A Washington, D.C.-based pro-consumer group has filed a complaint with the Internal Revenue Service alleging the Humane Society of the United States has used charitable donations to benefit Whole Foods Market and its CEO, John Mackey, who serves on the HSUS board of directors.

The 14-page complaint from the Center for Consumer Freedom — which is largely funded by restaurant and food companies — targets HSUS’s promotion of the Global Animal Partnership, a tax-exempt organization founded by Whole Foods in 2005 that certifies meat products sold by Whole Foods satisfy animal-welfare standards.

CCF alleges the Humane Society has promoted GAP standards and used charitable funds to threaten brand attacks against companies that don’t adhere to GAP standards.

The complaint also points out that Humane Society CEO Wayne Pacelle is a GAP board member, Mackey was a GAP board member until 2014, a former HSUS executive ran GAP for many years and GAP is currently run by a Whole Foods employee.

The Whole Foods website lists Anne Malleau as its GAP and welfare coordinator. GAP’s website lists her as its executive director and Whole Foods President A.C. Gallo as a GAP board member.

GAP’s IRS form 990 for 2014, the most recent available, shows an income of $328,007 with $300,000 contributed by Whole Foods and $25,000 by HSUS. GAP’s only listed address is a postal box at a UPS Store in Austin, Texas, the city where Whole Foods is based.
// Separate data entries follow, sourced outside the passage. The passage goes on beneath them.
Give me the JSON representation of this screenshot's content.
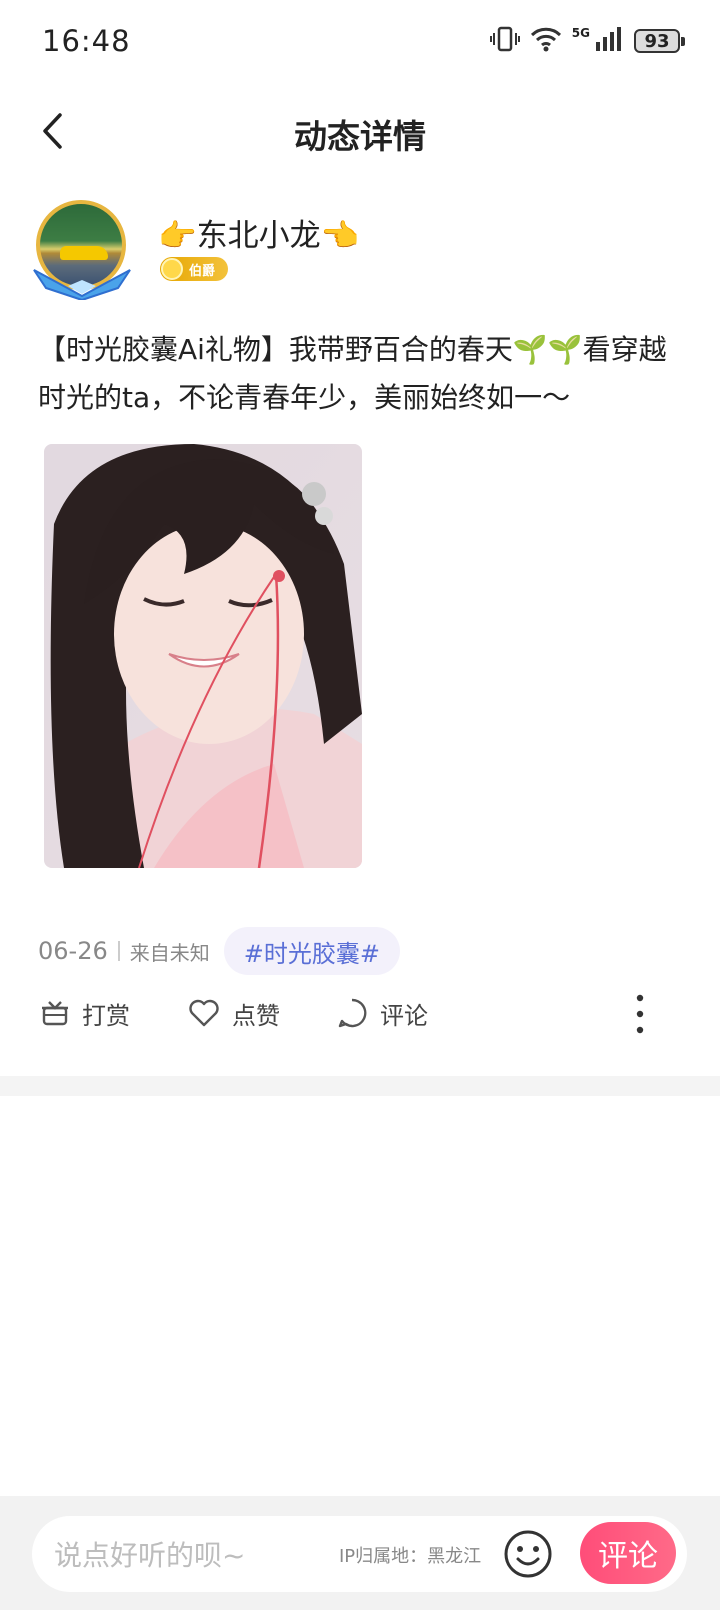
{
  "status_bar": {
    "time": "16:48",
    "network": "5G",
    "battery": "93"
  },
  "nav": {
    "title": "动态详情",
    "back_icon": "chevron-left-icon"
  },
  "author": {
    "name": "👉东北小龙👈",
    "level": "伯爵"
  },
  "post": {
    "text": "【时光胶囊Ai礼物】我带野百合的春天🌱🌱看穿越时光的ta，不论青春年少，美丽始终如一～",
    "date": "06-26",
    "source": "来自未知",
    "topic": "#时光胶囊#"
  },
  "actions": {
    "reward": "打赏",
    "like": "点赞",
    "comment": "评论"
  },
  "comment_bar": {
    "placeholder": "说点好听的呗~",
    "ip_location": "IP归属地：黑龙江",
    "send_label": "评论"
  },
  "colors": {
    "accent_pink": "#ff5a80",
    "topic_blue": "#5a6fd6",
    "badge_gold": "#e6a600"
  }
}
Numerous calls and emails to Whole Foods and GAP have not been returned, but HSUS, in response to Capital Press requests for comment, provided the following statement from its CEO, Michael Markarian: “The entire food-retail sector is embracing cage-free and crate-free farming practices, so it’s hardly just Whole Foods. This letter is a wheeze from the front group for factory farms who are paid to fight progress for animal welfare.”

In the complaint, Will Coggin, CCF research director, alleged HSUS, coordinating with several other animal activist groups, is threatening attacks on food companies unless they agree to buy GAP-certified chicken.

The animal activist groups are “bullying” companies into pledging to use only GAP-certified chicken by threatening them with a negative publicity campaign claiming the companies support animal cruelty, he said.

“It definitely looks like that campaign is going to benefit the business interests of Whole Foods,” Coggin said.

The complaint alleges “HSUS uses tax-exempt funds to benefit the private interests of Whole Foods by attempting to intimidate Whole Foods’ competitors into adopting stringent and costly GAP standards.”

Mackey, the Whole Foods CEO, is an HSUS board member, and charities are not supposed to engage in activities that benefit the private interest of a board member, Coggin said.

“This stands to increase Whole Foods’ business (in part through promotion of GAP products, presently available nearly exclusively at Whole Foods) and harm its competitors’ business (by cajoling them into buying higher-cost GAP products),” according to the complaint.

CFF is requesting the IRS to investigate the use of charitable funds, revoke GAP’s tax exemption and assess any applicable taxes and penalties on HSUS and Whole Foods.

“The IRS can certainly crack down on what’s going on here. We’re hoping they take an appropriate action that dissuades this type of activity in the future,” Coggin said.